Bevor es losgeht, erledigt Timm noch kleine Botengänge: Er bringt eine Brille zu einem Bekannten, liefert einen Schlauch für die LPG, überbringt Tee aufs Feld. Die Zeit läuft davon – und als er zurückkehrt, ist die Gruppe bereits weitergereist. Nur ein Zettel bleibt: „Komm nach.“
Timm geht los. Erst mit dem Fahrrad, später zu Fuß. Er wird aufgehalten, kommt auf ein militärisches Übungsgelände, übernachtet schließlich bei Arbeitern. Am Ende trifft er doch noch auf die Gruppe – und darf sich ihnen anschließen.
Zeitlosigkeit eines DDR-Kinderbuchs
Die Reise nach Sundevit ist kein Abenteuerbuch im klassischen Sinn. Es geht nicht um Prüfungen, nicht um Heldentaten. Es geht um Entscheidungen – kleine, konkrete, nachvollziehbare. Timm tut, was zu tun ist. Ohne Applaus, ohne Anleitung.

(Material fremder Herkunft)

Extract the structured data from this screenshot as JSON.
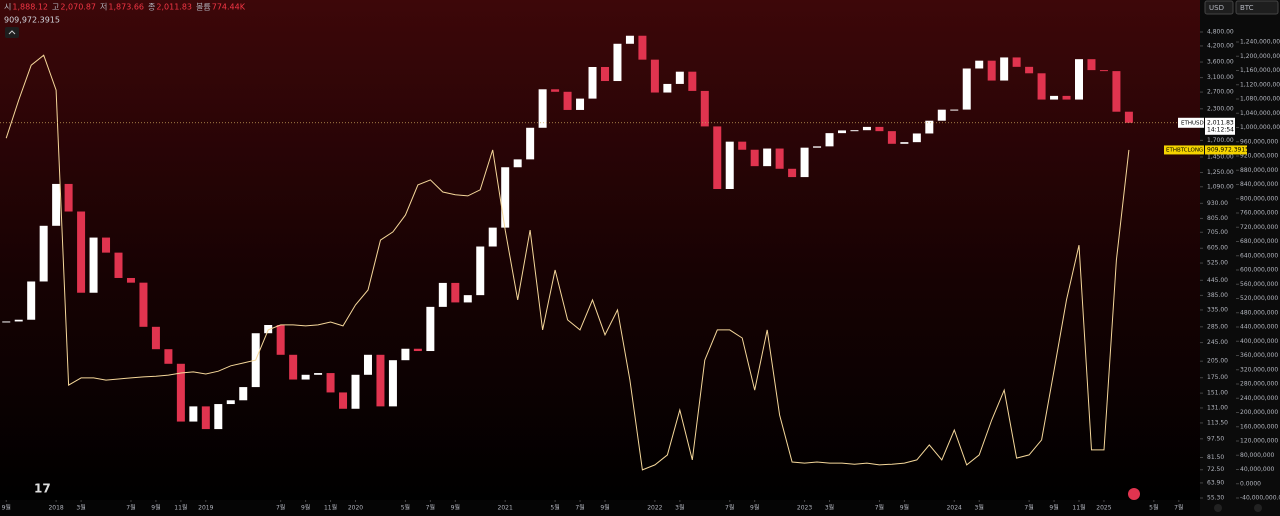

Die Sprache bleibt klar und ohne Umwege. Pludra beschreibt, was passiert. Ohne zu deuten. Das macht das Buch auch heute noch gut lesbar, obwohl es stilistisch deutlich aus einer anderen Zeit kommt. Kinder, die heute lesen, finden hier keine erklärten Gefühle, sondern Situationen, die Haltung verlangen.
Ein Kinderbuch über Mut, Freundschaft und Verantwortung
Timm bricht auf, obwohl niemand ihn dazu zwingt. Er hilft, obwohl er es nicht müsste. Er kommt an, weil er nicht aufhört zu gehen. Die Reise nach Sundevit zeigt: Mut ist nicht laut, Freundschaft ist nicht inszeniert, und Verantwortung beginnt oft im Kleinen.
Die Zeichnungen von Hans Baltzer begleiten den Text zurückhaltend. Sie ergänzen, kommentieren nicht. Das Buch erklärt sich nicht – es lässt sich lesen.
Ein Kinderbuchklassiker ohne Ablaufdatum
Die Reise nach Sundevit von Benno Pludra ist ein Buch ohne pädagogischen Überbau, das gerade deshalb Bestand hat. Es erzählt davon, wie ein Kind losgeht – nicht, um zu glänzen, sondern um zu halten, was es zugesagt hat.
Wer Kindern eine Geschichte geben will, die sie ernst nimmt, findet hier ein Buch, das nicht anbietet, sondern einfach erzählt. Und das reicht.